I speak of all of this from experience, because I was an IJ for eight-plus years. The attorney general gave me his or her discretion (the source of the majority of an IJ’s authority) to make decisions, and the decisions I issued were mine and mine alone.

Now, an unelected bureaucrat is telling my erstwhile colleagues and successors how they are supposed to speak. That is just one small step removed from telling them how to rule, and respectfully, PM 21-27 signals to them which way decisions are supposed to go. Here’s a hint: Ordering an alien removed denies that alien “opportunities” in the United States and is not “welcoming” in the least.

Up to this point, the Biden administration’s adventures in Newspeak have been just so much posturing. Now that it has started changing the meaning of words for legal purposes, however, it has crossed a line that portends much worse.

Then there is the fact that PM 21-27 wastes resources EOIR and the courts just don’t have.

In my last post, I explained how the number of cases IJs have completed has dropped — precipitously — over the last two fiscal years.

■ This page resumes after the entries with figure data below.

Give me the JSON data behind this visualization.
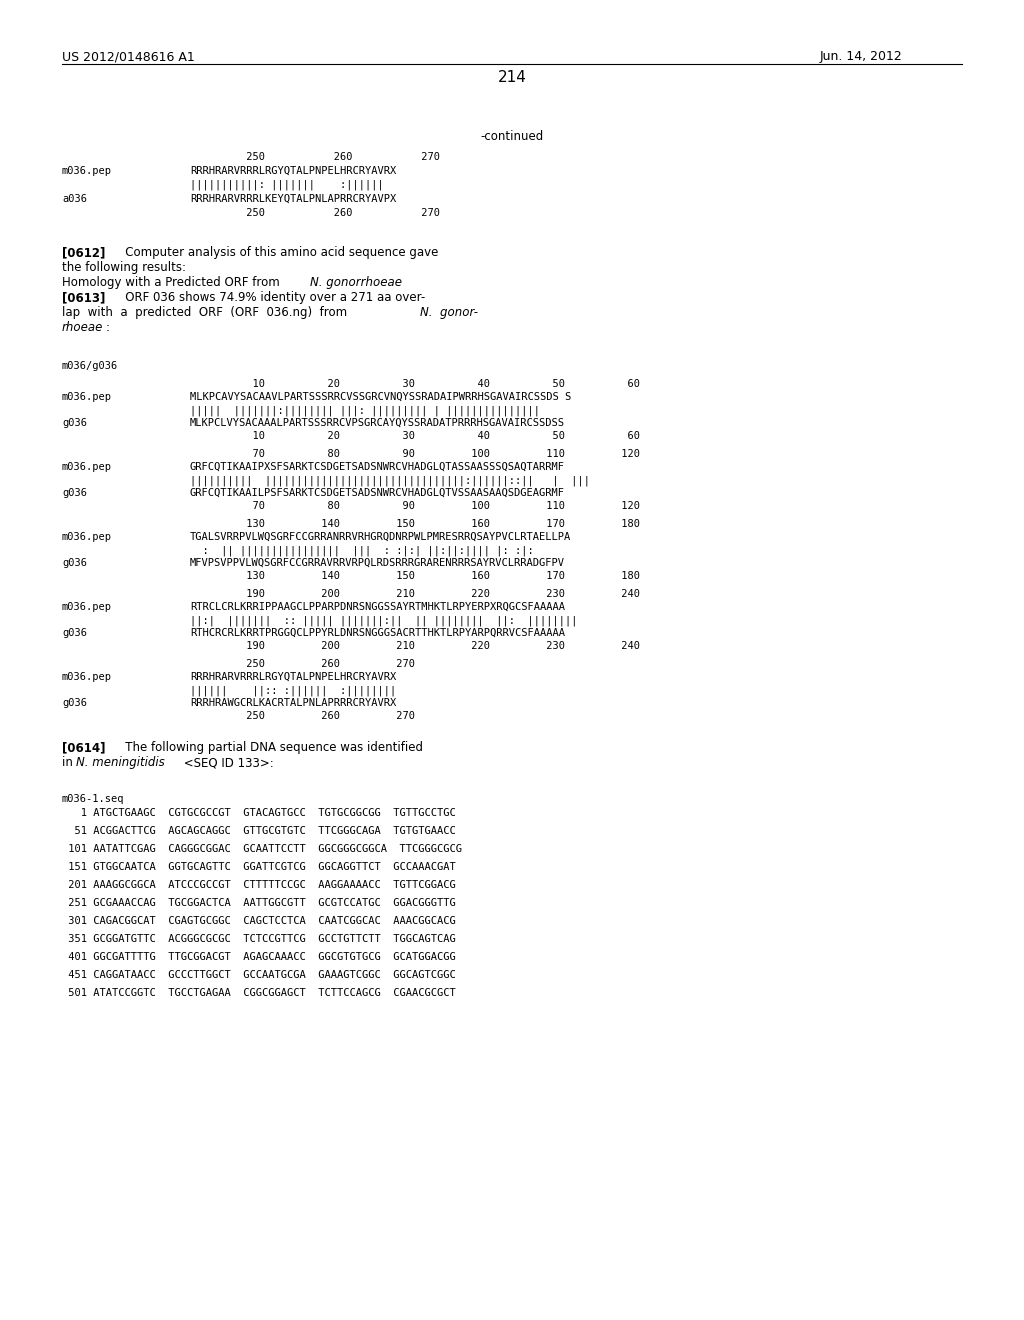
{
  "header_left": "US 2012/0148616 A1",
  "header_right": "Jun. 14, 2012",
  "page_number": "214",
  "background_color": "#ffffff",
  "text_color": "#000000",
  "continued_label": "-continued",
  "top_block": {
    "nums": "         250           260           270",
    "s1_lab": "m036.pep",
    "s1": "RRRHRARVRRRLRGYQTALPNPELHRCRYAVRX",
    "match": "|||||||||||: |||||||    :||||||",
    "s2_lab": "a036",
    "s2": "RRRHRARVRRRLKEYQTALPNLAPRRCRYAVPX",
    "nums_b": "         250           260           270"
  },
  "para612_lines": [
    {
      "bold": "[0612]",
      "rest": "   Computer analysis of this amino acid sequence gave"
    },
    {
      "bold": "",
      "rest": "the following results:"
    },
    {
      "bold": "",
      "rest": "Homology with a Predicted ORF from ",
      "italic": "N. gonorrhoeae"
    },
    {
      "bold": "[0613]",
      "rest": "   ORF 036 shows 74.9% identity over a 271 aa over-"
    },
    {
      "bold": "",
      "rest": "lap  with  a  predicted  ORF  (ORF  036.ng)  from  ",
      "italic2": "N.  gonor-"
    },
    {
      "bold": "",
      "rest_italic": "rhoeae",
      "rest2": ":"
    }
  ],
  "align_label": "m036/g036",
  "blocks": [
    {
      "nt": "          10          20          30          40          50          60",
      "l1": "m036.pep",
      "s1": "MLKPCAVYSACAAVLPARTSSSRRCVSSGRCVNQYSSRADAIPWRRHSGAVAIRCSSDS S",
      "m": "|||||  |||||||:|||||||| |||: ||||||||| | |||||||||||||||",
      "l2": "g036",
      "s2": "MLKPCLVYSACAAALPARTSSSRRCVPSGRCAYQYSSRADATPRRRHSGAVAIRCSSDSS",
      "nb": "          10          20          30          40          50          60"
    },
    {
      "nt": "          70          80          90         100         110         120",
      "l1": "m036.pep",
      "s1": "GRFCQTIKAAIPXSFSARKTCSDGETSADSNWRCVHADGLQTASSAASSSQSAQTARRMF",
      "m": "||||||||||  ||||||||||||||||||||||||||||||||:||||||::||   |  |||",
      "l2": "g036",
      "s2": "GRFCQTIKAAILPSFSARKTCSDGETSADSNWRCVHADGLQTVSSAASAAQSDGEAGRMF",
      "nb": "          70          80          90         100         110         120"
    },
    {
      "nt": "         130         140         150         160         170         180",
      "l1": "m036.pep",
      "s1": "TGALSVRRPVLWQSGRFCCGRRANRRVRHGRQDNRPWLPMRESRRQSAYPVCLRTAELLPA",
      "m": "  :  || ||||||||||||||||  |||  : :|:| ||:||:|||| |: :|:",
      "l2": "g036",
      "s2": "MFVPSVPPVLWQSGRFCCGRRAVRRVRPQLRDSRRRGRARENRRRSAYRVCLRRADGFPV",
      "nb": "         130         140         150         160         170         180"
    },
    {
      "nt": "         190         200         210         220         230         240",
      "l1": "m036.pep",
      "s1": "RTRCLCRLKRRIPPAAGCLPPARPDNRSNGGSSAYRTMHKTLRPYERPXRQGCSFAAAAA",
      "m": "||:|  |||||||  :: ||||| |||||||:||  || ||||||||  ||:  ||||||||",
      "l2": "g036",
      "s2": "RTHCRCRLKRRTPRGGQCLPPYRLDNRSNGGGSACRTTHKTLRPYARPQRRVCSFAAAAA",
      "nb": "         190         200         210         220         230         240"
    },
    {
      "nt": "         250         260         270",
      "l1": "m036.pep",
      "s1": "RRRHRARVRRRLRGYQTALPNPELHRCRYAVRX",
      "m": "||||||    ||:: :||||||  :||||||||",
      "l2": "g036",
      "s2": "RRRHRAWGCRLKACRTALPNLAPRRRCRYAVRX",
      "nb": "         250         260         270"
    }
  ],
  "para614_line1": "The following partial DNA sequence was identified",
  "para614_line2_a": "in ",
  "para614_line2_italic": "N. meningitidis",
  "para614_line2_b": " <SEQ ID 133>:",
  "dna_label": "m036-1.seq",
  "dna_lines": [
    "   1 ATGCTGAAGC  CGTGCGCCGT  GTACAGTGCC  TGTGCGGCGG  TGTTGCCTGC",
    "  51 ACGGACTTCG  AGCAGCAGGC  GTTGCGTGTC  TTCGGGCAGA  TGTGTGAACC",
    " 101 AATATTCGAG  CAGGGCGGAC  GCAATTCCTT  GGCGGGCGGCA  TTCGGGCGCG",
    " 151 GTGGCAATCA  GGTGCAGTTC  GGATTCGTCG  GGCAGGTTCT  GCCAAACGAT",
    " 201 AAAGGCGGCA  ATCCCGCCGT  CTTTTTCCGC  AAGGAAAACC  TGTTCGGACG",
    " 251 GCGAAACCAG  TGCGGACTCA  AATTGGCGTT  GCGTCCATGC  GGACGGGTTG",
    " 301 CAGACGGCAT  CGAGTGCGGC  CAGCTCCTCA  CAATCGGCAC  AAACGGCACG",
    " 351 GCGGATGTTC  ACGGGCGCGC  TCTCCGTTCG  GCCTGTTCTT  TGGCAGTCAG",
    " 401 GGCGATTTTG  TTGCGGACGT  AGAGCAAACC  GGCGTGTGCG  GCATGGACGG",
    " 451 CAGGATAACC  GCCCTTGGCT  GCCAATGCGA  GAAAGTCGGC  GGCAGTCGGC",
    " 501 ATATCCGGTC  TGCCTGAGAA  CGGCGGAGCT  TCTTCCAGCG  CGAACGCGCT"
  ]
}
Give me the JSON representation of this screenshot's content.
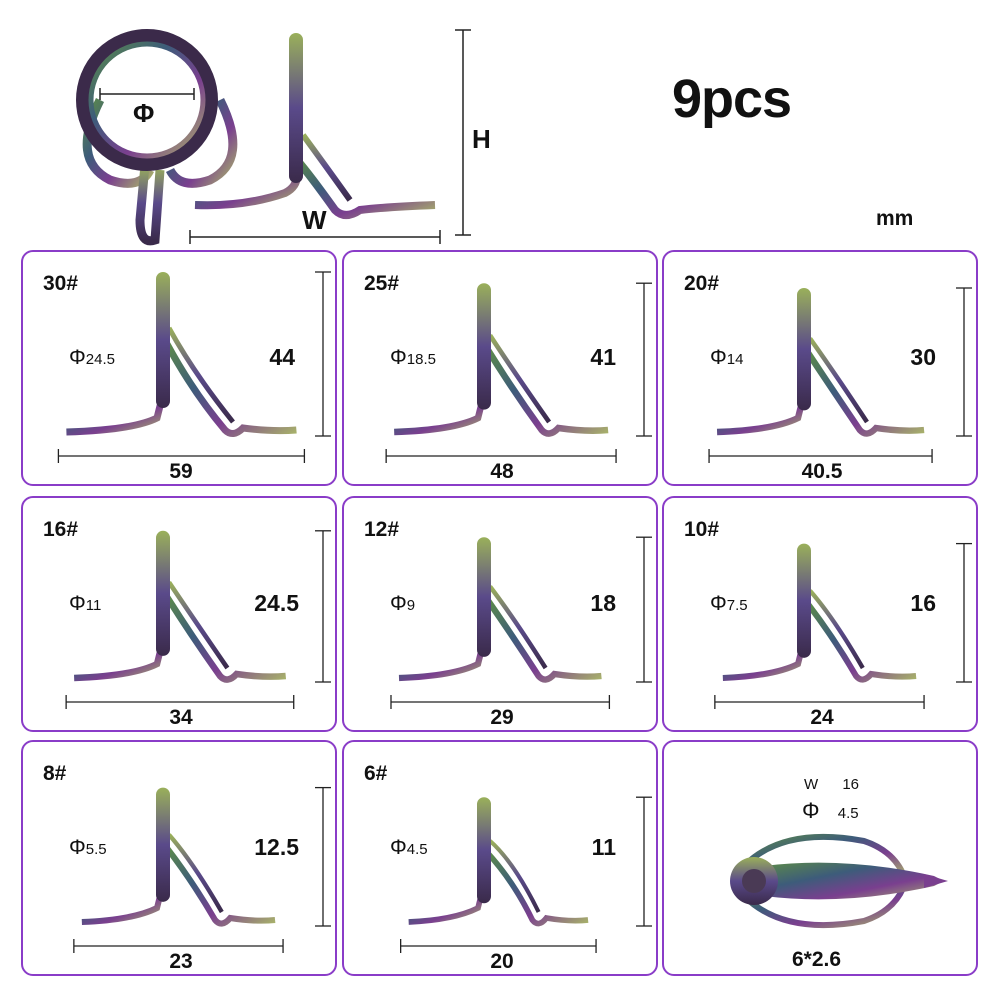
{
  "header": {
    "title": "9pcs",
    "unit": "mm",
    "diameter_symbol": "Φ",
    "height_label": "H",
    "width_label": "W"
  },
  "guides": [
    {
      "size": "30#",
      "diameter": "24.5",
      "height": "44",
      "width": "59"
    },
    {
      "size": "25#",
      "diameter": "18.5",
      "height": "41",
      "width": "48"
    },
    {
      "size": "20#",
      "diameter": "14",
      "height": "30",
      "width": "40.5"
    },
    {
      "size": "16#",
      "diameter": "11",
      "height": "24.5",
      "width": "34"
    },
    {
      "size": "12#",
      "diameter": "9",
      "height": "18",
      "width": "29"
    },
    {
      "size": "10#",
      "diameter": "7.5",
      "height": "16",
      "width": "24"
    },
    {
      "size": "8#",
      "diameter": "5.5",
      "height": "12.5",
      "width": "23"
    },
    {
      "size": "6#",
      "diameter": "4.5",
      "height": "11",
      "width": "20"
    }
  ],
  "tip_top": {
    "w_label": "W",
    "w_value": "16",
    "phi_symbol": "Φ",
    "phi_value": "4.5",
    "size": "6*2.6"
  },
  "colors": {
    "card_border": "#8a3cc8",
    "metal_dark": "#3b2a4a",
    "metal_purple": "#7a3f8f",
    "metal_green": "#6f9b5a"
  }
}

In FY 2019, they completed nearly 277,000 cases, and even with the COVID pandemic shutting down many courts for more than half of the last fiscal year, IJs still finished more than 231,000 cases in FY 2020. Through the first half of FY 2021, they completed just 43,652, meaning that IJs are on track to complete fewer than 38 percent as many cases this fiscal year as last.

King should be spending more time getting courts open and cases completed, and less time worrying about how judges refer to aliens. She is failing on the first count, and her efforts on the second set a dangerous precedent — for both judicial independence and the rule of law.